I actually think that Dennett is correct here, to a degree. Not that all alien species will come to the same exact mathematical structure, but that it's very likely that it represents an attractor in the morphological space of mathematical representation. But it would be one of many such attractors, which could be arranged in developmental charts or trees of various sorts. This is because representation, in my view, is a self-similar echo of reality itself, and we all live in the same reality (ultimately, though we may never realize it). Mathematics, being the most generalized aspect of representational systems, has a certain empirical embodiment with a deep education in evolution. It is evolutionarily informed, and has its own self-similar recapitulation of the basic embryogenetic form. This is why reality appears "mathematical", as mathematics is generalized empirical and representational relation, and reality is the real relation being generalized. So while I don't think there is any attractor on the base of the system (e.g. binary vs. decimal), though Fuller's work suggests some micro-attractors, I do think the general exfoliation from a general form of conceptual "closure" is likely. This is simply because reality is nucleated and self-similar in a real infinite capacity and unfolding in a real immanence and transcendence. The generalized self-similar form of identity itself, the number one, will thus also be nucleated and closed in this originary immanence and transcendence, and begin its machinations agglomeratively in transitivity, with the original utility of counting. And the embryogenetic unfolding dance of number and operation (noun and verb) will commence and oscillate into new levels of each, as it moves from transitivity to transcendent integration in its recursive return to immanence.

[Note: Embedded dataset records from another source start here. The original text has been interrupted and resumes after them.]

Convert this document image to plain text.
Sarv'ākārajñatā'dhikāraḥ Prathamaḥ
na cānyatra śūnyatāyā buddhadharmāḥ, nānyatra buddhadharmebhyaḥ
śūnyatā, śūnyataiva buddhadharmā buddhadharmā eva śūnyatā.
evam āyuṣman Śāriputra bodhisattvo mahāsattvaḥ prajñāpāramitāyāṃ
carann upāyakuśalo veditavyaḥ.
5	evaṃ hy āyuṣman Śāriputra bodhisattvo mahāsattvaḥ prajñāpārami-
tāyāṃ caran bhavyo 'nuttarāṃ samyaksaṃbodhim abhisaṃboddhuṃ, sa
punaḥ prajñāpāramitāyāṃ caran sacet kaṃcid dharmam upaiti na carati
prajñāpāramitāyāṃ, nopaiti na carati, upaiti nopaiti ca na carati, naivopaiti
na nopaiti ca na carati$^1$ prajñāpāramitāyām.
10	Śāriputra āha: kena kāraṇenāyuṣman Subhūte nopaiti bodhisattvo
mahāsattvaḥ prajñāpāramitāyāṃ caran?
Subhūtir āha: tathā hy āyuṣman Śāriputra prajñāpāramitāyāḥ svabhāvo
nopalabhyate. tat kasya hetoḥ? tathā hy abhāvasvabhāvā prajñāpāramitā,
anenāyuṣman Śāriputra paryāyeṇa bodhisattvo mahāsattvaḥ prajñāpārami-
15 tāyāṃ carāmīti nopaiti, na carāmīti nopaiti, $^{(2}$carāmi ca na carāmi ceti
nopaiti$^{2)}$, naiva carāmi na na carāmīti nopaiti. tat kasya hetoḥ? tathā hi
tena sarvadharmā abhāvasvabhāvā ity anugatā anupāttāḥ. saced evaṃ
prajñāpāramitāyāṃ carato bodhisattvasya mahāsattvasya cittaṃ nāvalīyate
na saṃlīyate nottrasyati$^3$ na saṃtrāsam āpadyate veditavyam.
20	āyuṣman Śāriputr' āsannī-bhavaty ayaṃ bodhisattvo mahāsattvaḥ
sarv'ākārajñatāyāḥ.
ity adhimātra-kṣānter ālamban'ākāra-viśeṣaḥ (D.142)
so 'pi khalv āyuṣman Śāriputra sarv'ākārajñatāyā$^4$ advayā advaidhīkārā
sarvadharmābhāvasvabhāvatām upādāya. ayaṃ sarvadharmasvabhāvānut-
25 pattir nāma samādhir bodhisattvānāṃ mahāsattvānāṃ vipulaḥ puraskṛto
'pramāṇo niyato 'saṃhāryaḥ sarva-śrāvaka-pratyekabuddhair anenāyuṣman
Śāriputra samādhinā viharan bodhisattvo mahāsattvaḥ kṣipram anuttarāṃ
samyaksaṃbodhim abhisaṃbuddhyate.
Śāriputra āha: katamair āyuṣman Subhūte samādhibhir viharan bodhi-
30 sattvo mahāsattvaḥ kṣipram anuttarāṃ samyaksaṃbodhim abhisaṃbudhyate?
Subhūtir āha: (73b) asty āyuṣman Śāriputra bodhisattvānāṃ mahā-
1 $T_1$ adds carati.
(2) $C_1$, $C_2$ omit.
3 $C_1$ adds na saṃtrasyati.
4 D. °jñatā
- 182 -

So, there is indeed a Platonic aspect to mathematics, in the sense that it makes sense to speak of the space of morphological possibility, and certain key attractors which unfold from the self-similar nature of reality as it echoes into representational capacities. I don't think the current mathematics as it exists on earth is the only one, or the pinnacle, by any means. I mean we already know of alternative criterion for evolving mathematics aside from a focus on closure, such as Lebniz's infinitessimals and the granulars. And I certainly don't think that aliens will necessarily end up in a 3 dimensional rectilinear universe as we have. Rather I demonstrate that Fuller's Synergetic Geometry represents a higher level in geometric or dimensional (metamathematic) systems. But it's likely that Fuller's system also represents another attractor in the morphological space of dimensional systems. I show that Fuller's system can be categorized as generalized structural relation (and at the rational level of development), while the 3D rectilinear (Cartesian/Euclidean) system can be considered merely transitive and representational, and hence pre- or at best proto-rational, in terms of integrated core axes. One could categorize this, along with Fuller, as a function of the prevailing senses, such that it's likely that an alien species which lacked sight but had touch would end up orbiting the Synergetics (structural) attractor, while a species which relied primarily on sight would end up focusing on linearity, with dimensional orthogonality implicitly defined as a function of the crossing of lines at right angles. But again there are many other attractors in this space, and it's even hard to know if these are the main ones, though I'd guess that they are close to it.